The possibility of Mad Cow gets plenty of press, but Johne’s is a present everyday problem for dairy and beef producers. USDA estimates 22 percent of all dairy and 8 percent of beef herds in the United States are infected with the bacterium Mycobacterium avium subspecies paratuberculosis (or Para-TB, in short) that causes Johne’s.
An animal suffering clinical symptoms of Johne’s may exhibit persistent diarrhea, weight loss and decreased milk production – to the tune of $200 million annually for U.S. dairy farmers, according to USDA – leading to death. It can also incubate Para-TB for years and pass it along to others in its herd(s) through feces.
Dr. John Bannantine, a research microbiologist with the National Animal Disease Center in Ames, Iowa, who has sequenced the Para-TB genome, described how Para-TB is designed, “If you think of a bacterium as a sphere, there’s going to be proteins in the sphere.” These are the antigens – substances that trigger the host body to create antibodies – which current Johne’s tests seek out.

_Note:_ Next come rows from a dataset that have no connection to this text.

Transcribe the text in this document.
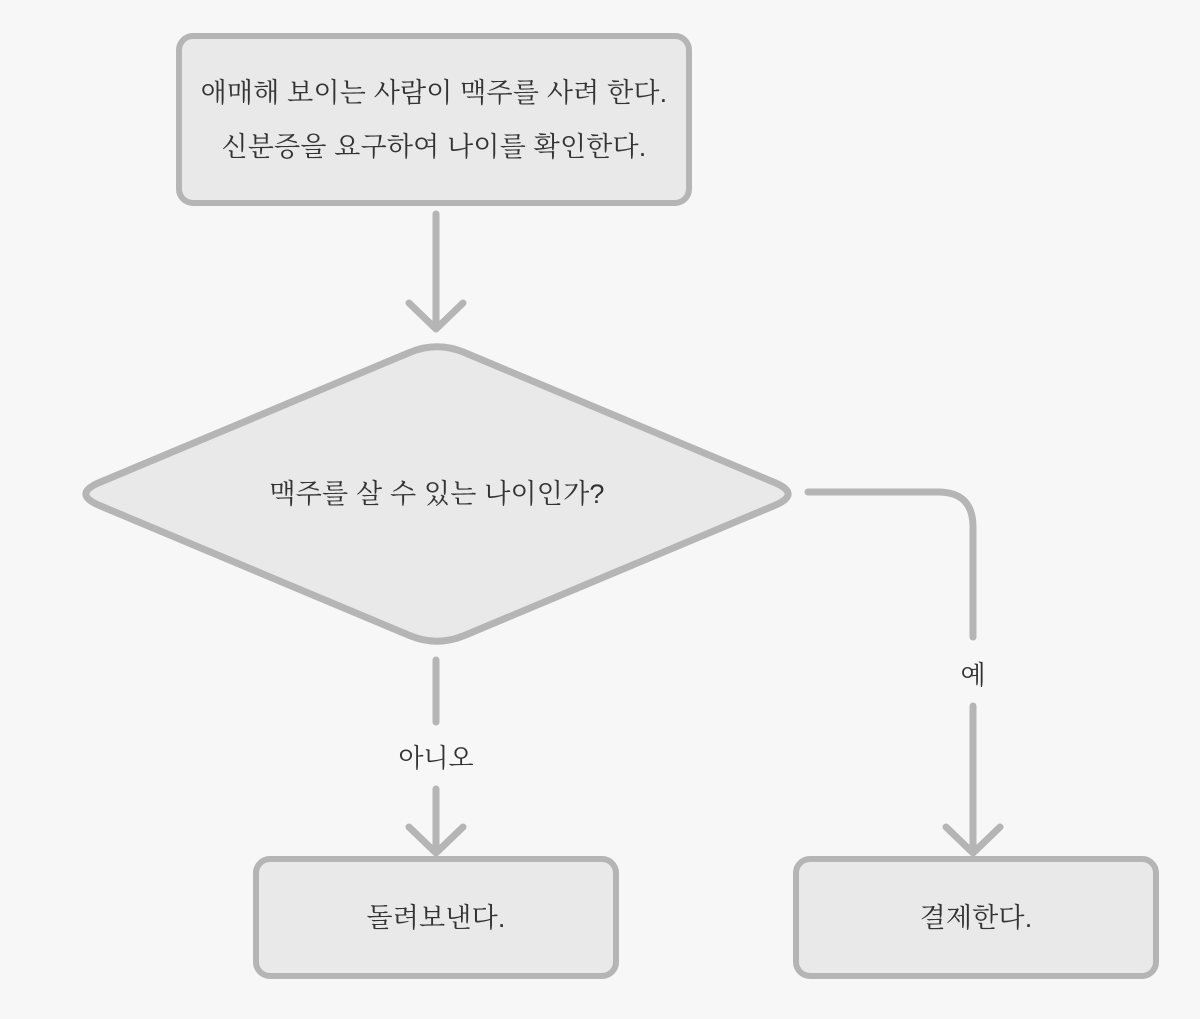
애매해 보이는 사람이 맥주를 사려 한다.
신분증을 요구하여 나이를 확인한다.
맥주를 살 수 있는 나이인가?
아니오
예
돌려보낸다.	결제한다.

Speer said the traditional tests use harsh chemicals to seek the antigens inside Para-TB. The gold standard of the cattle industry is the fecal culture test, which requires incubating the bacterium 5-16 weeks before reading test results. Even then, it only has a 38 percent sensitivity level, the current best in the industry.
“The key to our test, really, is that we keep the surface antigens (of the Para-TB bacterium), and we got reactions there,” Speer said.

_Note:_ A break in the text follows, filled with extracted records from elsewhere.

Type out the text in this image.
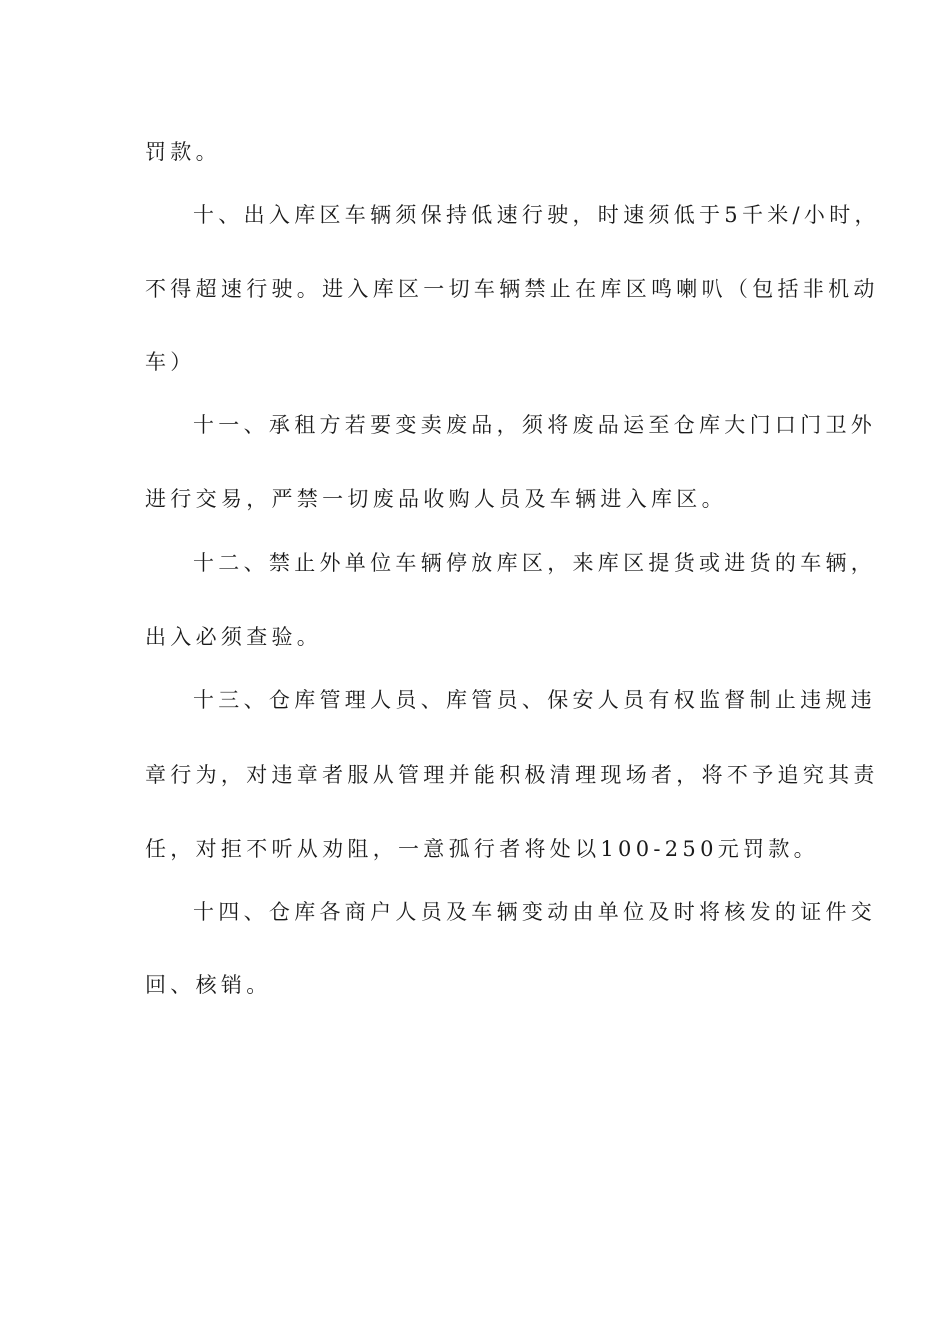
罚款。
十、出入库区车辆须保持低速行驶，时速须低于5千米/小时，
不得超速行驶。进入库区一切车辆禁止在库区鸣喇叭（包括非机动
车）
十一、承租方若要变卖废品，须将废品运至仓库大门口门卫外
进行交易，严禁一切废品收购人员及车辆进入库区。
十二、禁止外单位车辆停放库区，来库区提货或进货的车辆，
出入必须查验。
十三、仓库管理人员、库管员、保安人员有权监督制止违规违
章行为，对违章者服从管理并能积极清理现场者，将不予追究其责
任，对拒不听从劝阻，一意孤行者将处以100-250元罚款。
十四、仓库各商户人员及车辆变动由单位及时将核发的证件交
回、核销。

Simply put, the research team uses a gentler method to probe certain proteins clinging to the surface of the Para-TB, rather than trying to get at those in its interior. The surface antigens are easier to detect, Bannantine explained.
“Certainly, nobody has come up with a way to shake them loose,” he said.
Samples can be taken from an animal’s blood or milk, rather than the feces, and instead of waiting weeks, Speer said test results are available in about two hours.
As for accuracy, Speer described a test in which the team took serum samples from 21 cows known to be infected with Johne’s, positively identified through fecal cultures, and 30 cows which were fecal-negative. Each sample was divided into thirds so that a state diagnostic lab, another university (neither of which Speer would identify) and Speer’s research team each had the same 51 samples for blind testing.
Of the three, only Speer’s team used its new testing process. All three places tested their cultures multiple times. He said the state lab detected a few “positives” of the known positive samples and the university detected only one, but his team detected all 21 positives each time.
“That’s what the industry is faced with,” Speer said, “these tests that don’t work. You’ll never be able to clear up the herd.”
It may sound as if Speer and fellow researchers – Bannantine and Dr. Ray Waters of Ames; Dr. Robert Whitlock of the University of Pennsylvania; Dr. Yasuyuki Mori of Japan; and Dr. Shigetoshi Eda, Cathy Scott and Brad Elliott of UT – have made their test as simple as possible. But Speer said there is room for improvement.
“I’m never going to invent anything that’s very complicated, anyway,” he laughed.
Bannantine pointed out because the test may be used on all ruminants, it could be of great help to other livestock industries.
Sheep, for example, are not so prevalent in the U.S., but are important to the economies of Australia and European countries. Goats are also vital to more than one foreign national economy, and are gaining popularity in America.
Unfortunately, there’s still no treatment or vaccine for Johne’s, and Para-TB is extremely resistant to termination, including milk pasteurization. But Speer hinted the same method used to probe for Para-TB might eventually be turned to developing its vaccine.
This farm news was published in the April 5, 2006 issue of Farm World.